I can’t tell you why the enemy has pursued my Paulie so hot and heavy in these 13 years. I can tell you how amazing he is. He is absolutely the sweetest child I have ever met in my life. I’m not saying that because he’s my son. He really is. Ask around. He’s so thoughtful. He’s so caring. He loves people. People love him. Babies ADORE him! He wants everyone to be included and when they aren’t he works very hard to include them. He will give anyone anything if he knows it’s something they want or need. He treads in life very lightly because he never wants to offend or hurt others. He KNOWS he is loved by Lyle and I, by God, and by the people we allow around him. He is ALWAYS happy. He absolutely loves life and just exudes joy as he bops around the house. He’s so strong. That boy shaved 3 minutes off a mile in 6 weeks! Ask any runner how absolutely ridiculous that is!

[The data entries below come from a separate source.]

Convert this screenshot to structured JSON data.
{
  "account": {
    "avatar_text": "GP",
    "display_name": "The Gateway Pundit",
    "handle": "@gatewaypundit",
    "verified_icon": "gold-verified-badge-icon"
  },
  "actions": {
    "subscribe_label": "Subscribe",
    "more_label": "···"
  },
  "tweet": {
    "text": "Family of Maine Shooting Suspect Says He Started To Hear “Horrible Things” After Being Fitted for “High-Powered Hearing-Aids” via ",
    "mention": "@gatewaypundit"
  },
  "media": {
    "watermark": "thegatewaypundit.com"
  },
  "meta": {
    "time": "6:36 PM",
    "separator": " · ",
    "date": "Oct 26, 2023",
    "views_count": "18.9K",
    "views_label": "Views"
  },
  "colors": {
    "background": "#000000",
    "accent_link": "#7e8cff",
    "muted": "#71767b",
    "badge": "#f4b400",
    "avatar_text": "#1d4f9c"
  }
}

His very last race he ran and pushed until he was rolled in a ball on the grass at the finish line nearly in tears. He never gives up. He works hard. He will give you every last bit of effort and expertise he has. He knows no other way. He has quirky interests. He loves to combine weird things in his food. He loves hot sauce. When he prays at night, he never prays for himself. He prays for kids around the world, that they would be provided for. He prays for his aunt, that she would go to church. He prays for his cousins, that they would learn about Jesus. He prays for his grandmother in Ohio, that she would regain sight. He prays that his dad (Lyle) and I will get our next promotions. He always puts others first. He loves his brothers so much, even though they pester him. He looks just like my Grandpa Lewis, who I miss so much. He has the same ornery smile that he had. He’s very proud to look like him and wants to learn all he can about him. He also beams with pride when I tell him he likes the same things or does things that are similar to Grandpa Lewis.

God has a great plan for my boy. I don’t know what that holds other than a few hints that God has given Lyle and I. I don’t have a clue what his future will look like. But I do know that he would LOVE having you in it. If you see him, say hi or introduce yourself. He may not look you in the eye right away (that’s a real struggle for him), but he is still overjoyed to meet you. He’s a great friend, a great brother, and without a doubt a great son. I can’t thank God enough for him. And now I have to teach myself to start calling him Paul instead of Paulie… 🙂

To learn more about Langerhans Cell Histiocystosis vist histio.org by clicking here.

 

One comment

  1. Awwwww!! I love this! Thank you for sharing! He is without a doubt an amazing boy( young man!?😮)!! We all love him to pieces!! Especially his RubyAnn!!!